Паула тщательно, слово за словом, строку за строкой, цифру за цифрой изучала следственные документы и грызла шариковую ручку из какого-то довольно мягкого, с парфюмерным запахом, материала. Накопилась уже весьма объемистая папка бумаг по убийству Эрика Франкеля. Где-то что-то должно найтись. Что-то они пропустили, какую-то мелочь, какую-то на первый взгляд незначительную деталь, которая могла бы с полной ясностью подтвердить — да, Эрика Франкеля убил Франц Рингхольм. Она прекрасно сознавала, насколько это непрофессионально и даже опасно — изучать материалы, пытаясь подогнать факты под готовую версию. И то, что она это сознавала, ее в какой-то степени успокаивало. Все, что порождало малейшие сомнения, она окружала целым частоколом вопросительных знаков. Пока не удалось найти ровным счетом ничего, но она не добралась даже до середины.

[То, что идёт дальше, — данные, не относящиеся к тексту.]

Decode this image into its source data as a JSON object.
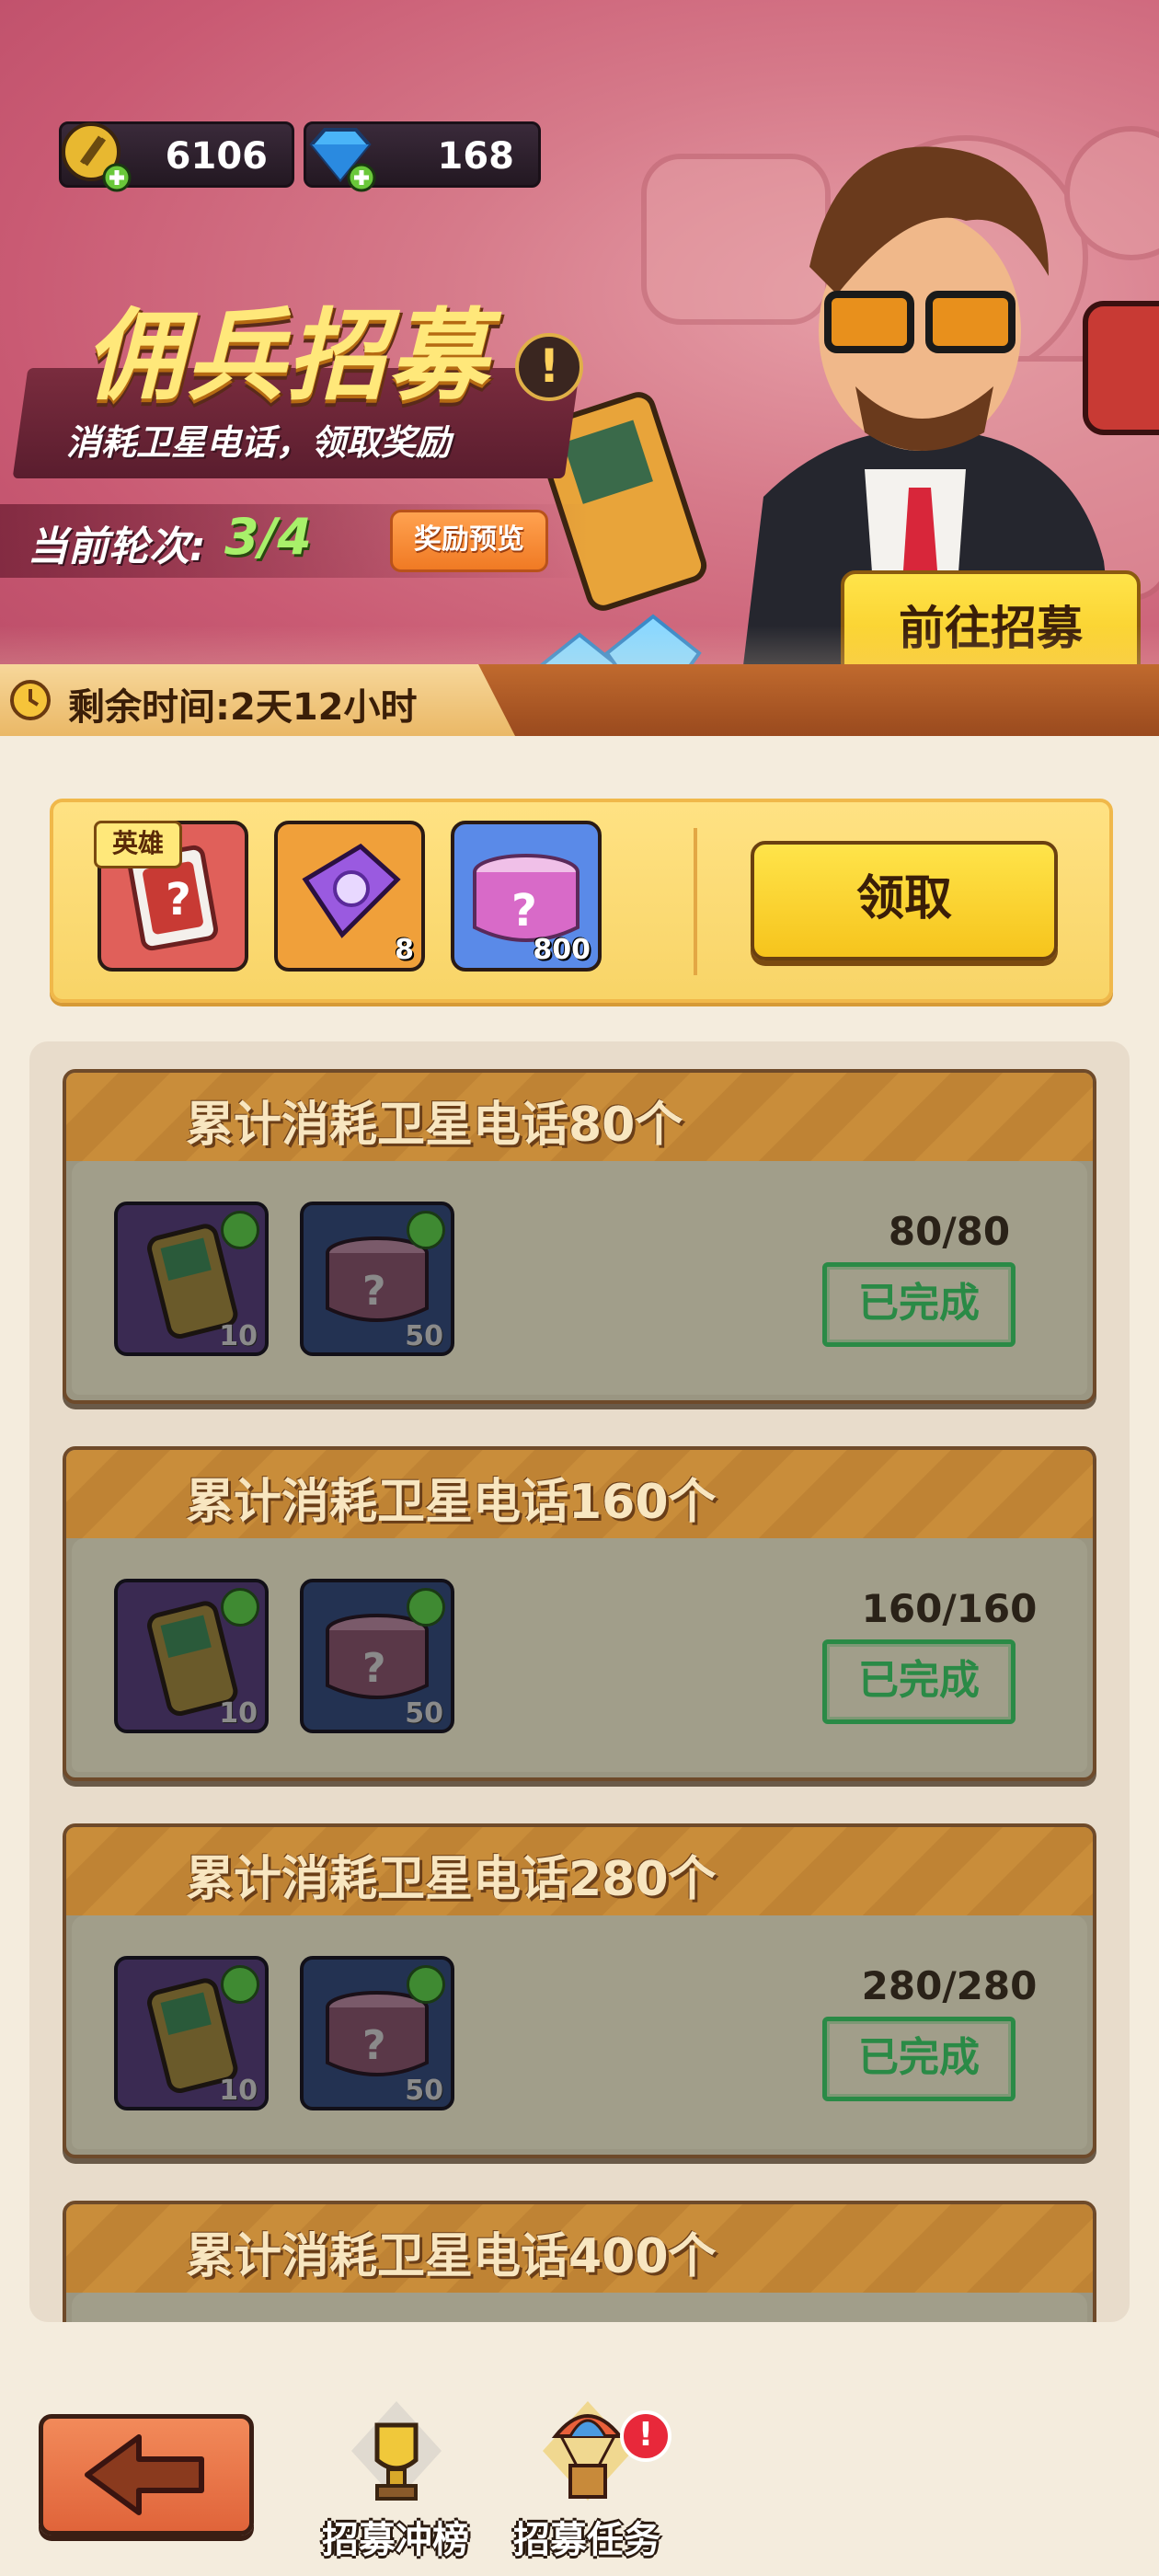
{
  "currency": {
    "gold": {
      "value": "6106",
      "icon": "gold-coin-icon"
    },
    "gems": {
      "value": "168",
      "icon": "diamond-icon"
    }
  },
  "event": {
    "title": "佣兵招募",
    "subtitle": "消耗卫星电话，领取奖励",
    "info_icon": "!",
    "round_label": "当前轮次:",
    "round_value": "3/4",
    "preview_label": "奖励预览",
    "go_label": "前往招募",
    "time_label": "剩余时间:2天12小时"
  },
  "milestone": {
    "items": [
      {
        "name": "hero-card",
        "tag": "英雄",
        "qty": ""
      },
      {
        "name": "purple-chip",
        "tag": "",
        "qty": "8"
      },
      {
        "name": "mystery-can",
        "tag": "",
        "qty": "800"
      }
    ],
    "claim_label": "领取"
  },
  "tasks": [
    {
      "title": "累计消耗卫星电话80个",
      "progress": "80/80",
      "status": "已完成",
      "rewards": [
        {
          "icon": "satellite-phone-icon",
          "qty": "10"
        },
        {
          "icon": "mystery-can-icon",
          "qty": "50"
        }
      ]
    },
    {
      "title": "累计消耗卫星电话160个",
      "progress": "160/160",
      "status": "已完成",
      "rewards": [
        {
          "icon": "satellite-phone-icon",
          "qty": "10"
        },
        {
          "icon": "mystery-can-icon",
          "qty": "50"
        }
      ]
    },
    {
      "title": "累计消耗卫星电话280个",
      "progress": "280/280",
      "status": "已完成",
      "rewards": [
        {
          "icon": "satellite-phone-icon",
          "qty": "10"
        },
        {
          "icon": "mystery-can-icon",
          "qty": "50"
        }
      ]
    },
    {
      "title": "累计消耗卫星电话400个"
    }
  ],
  "nav": {
    "back_icon": "arrow-left-icon",
    "rank_label": "招募冲榜",
    "tasks_label": "招募任务",
    "tasks_badge": "!"
  },
  "colors": {
    "banner_pink": "#d67a8a",
    "gold_button": "#f6c41c",
    "complete_green": "#2a8a46",
    "task_header": "#c98d3a"
  }
}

Сосредоточиться было довольно трудно. Юханне оставались буквально считаные дни — это если верить расчетам акушеров, а на деле роды могли начаться в любую минуту. Пауле было и радостно, и страшно. Если бы она поговорила с Мартином, наверняка обнаружилось бы, что и он испытывает нечто подобное — радость и страх перед ложащейся на них ответственностью. Но она не говорила с Мартином. В их случае у тревоги были и другие причины. Правильно ли они поступили, решив завести ребенка? Не было ли такое решение проявлением самого обычного эгоизма, за который ребенку придется расплачиваться всю жизнь? И не следовало ли остаться в Стокгольме? Там, скорее всего, трений было бы меньше, а здесь, в поселке, наверняка начнутся пересуды… Но что-то ей подсказывало, что решение было правильным — пока она не заметила ни одного косого взгляда, а встретили их с искренним и непринужденным дружелюбием.

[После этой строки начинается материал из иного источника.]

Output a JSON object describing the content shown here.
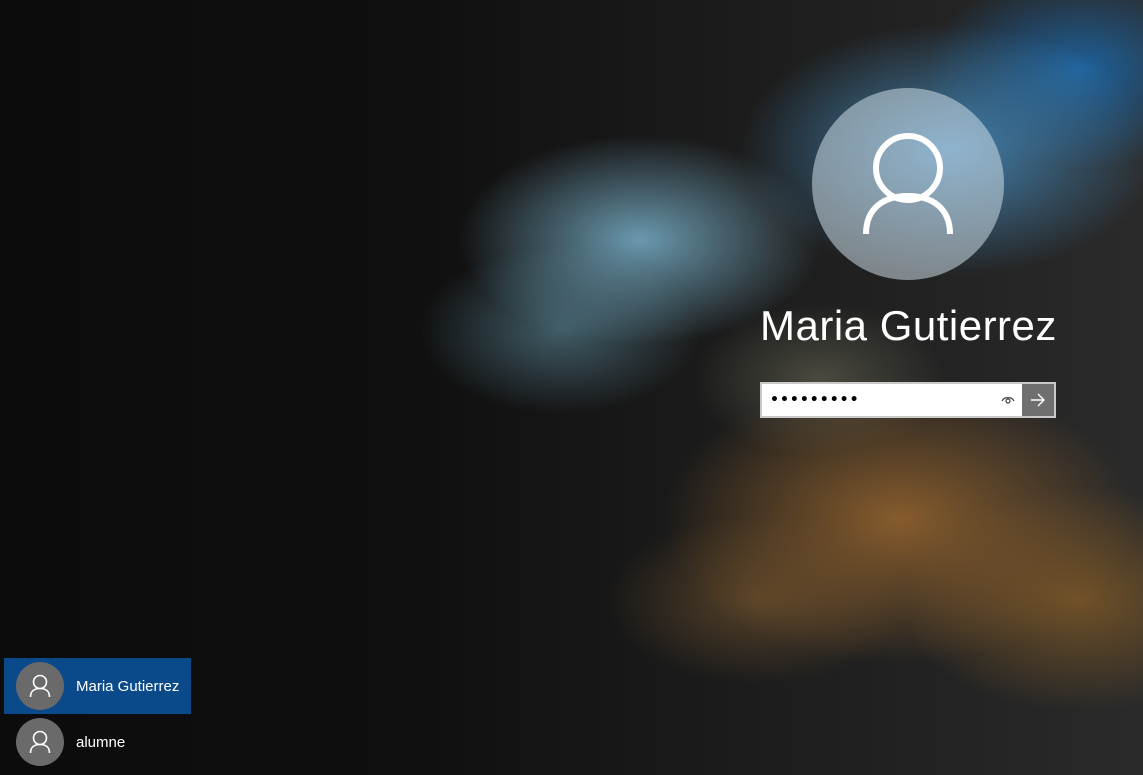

Паула вздохнула и потянулась за следующим листом дела — техническое описание орудия убийства. Каменный бюст, он раньше стоял на окне, но найден под письменным столом, весь в крови. Много тут не накопаешь… ни одного отпечатка пальцев, кровь, волосы… никаких чужеродных химических соединений, как отметили в протоколе криминалисты. Она отложила протокол и принялась в сотый раз рассматривать фотографии с места преступления. Опять удивилась наблюдательности жены Патрика, Эрики, обратившей внимание на исчерканный блокнот на столе. «Ignoto militi…» Неизвестному солдату. Сама Паула не заметила эту надпись, а если бы и заметила, честно призналась она, вряд ли догадалась бы проверить значение этих слов. Эрика же не только не поленилась расшифровать надпись, но и выстроила целую цепочку косвенных доказательств, приведшую в конце концов на кладбище, где они обнаружили тело Ханса Улавсена в братской могиле.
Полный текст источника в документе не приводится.